Após o desembaraço de exportação e posterior embarque da mercadoria, a última atividade do exportador é o fechamento do contrato de câmbio junto a uma instituição financeira autorizada a atuar no mercado de câmbio pelo Banco Central do Brasil, diretamente ou com a intermediação de uma corretora de câmbio. Esta operação permite a conversão do valor da moeda estrangeira em moeda nacional utilizando a taxa de câmbio de compra do dia no qual o contrato é celebrado.

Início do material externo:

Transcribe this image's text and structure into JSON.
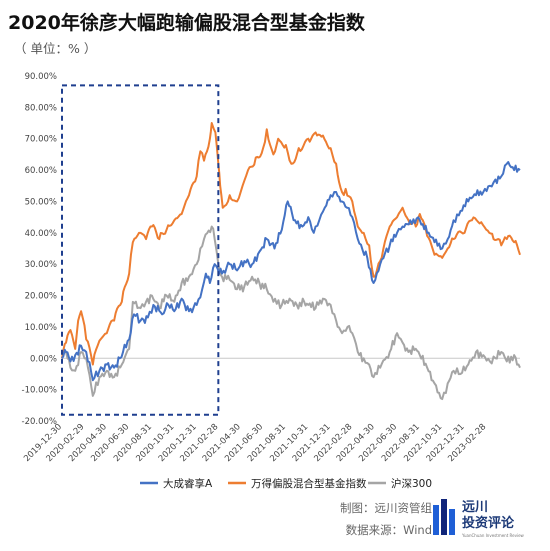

Em casos excepcionais, a taxa de câmbio mencionada no contrato de câmbio é projetada para um ou dois dias após a celebração do contrato de câmbio e, finalmente, fechado o contrato de câmbio, o valor em moeda nacional é depositado na conta-corrente da empresa exportadora.

Fechado o contrato de câmbio, o processo está finalizado. O exportador deve fazer contato periodicamente com o importador, e verificar quando haverá um novo pedido.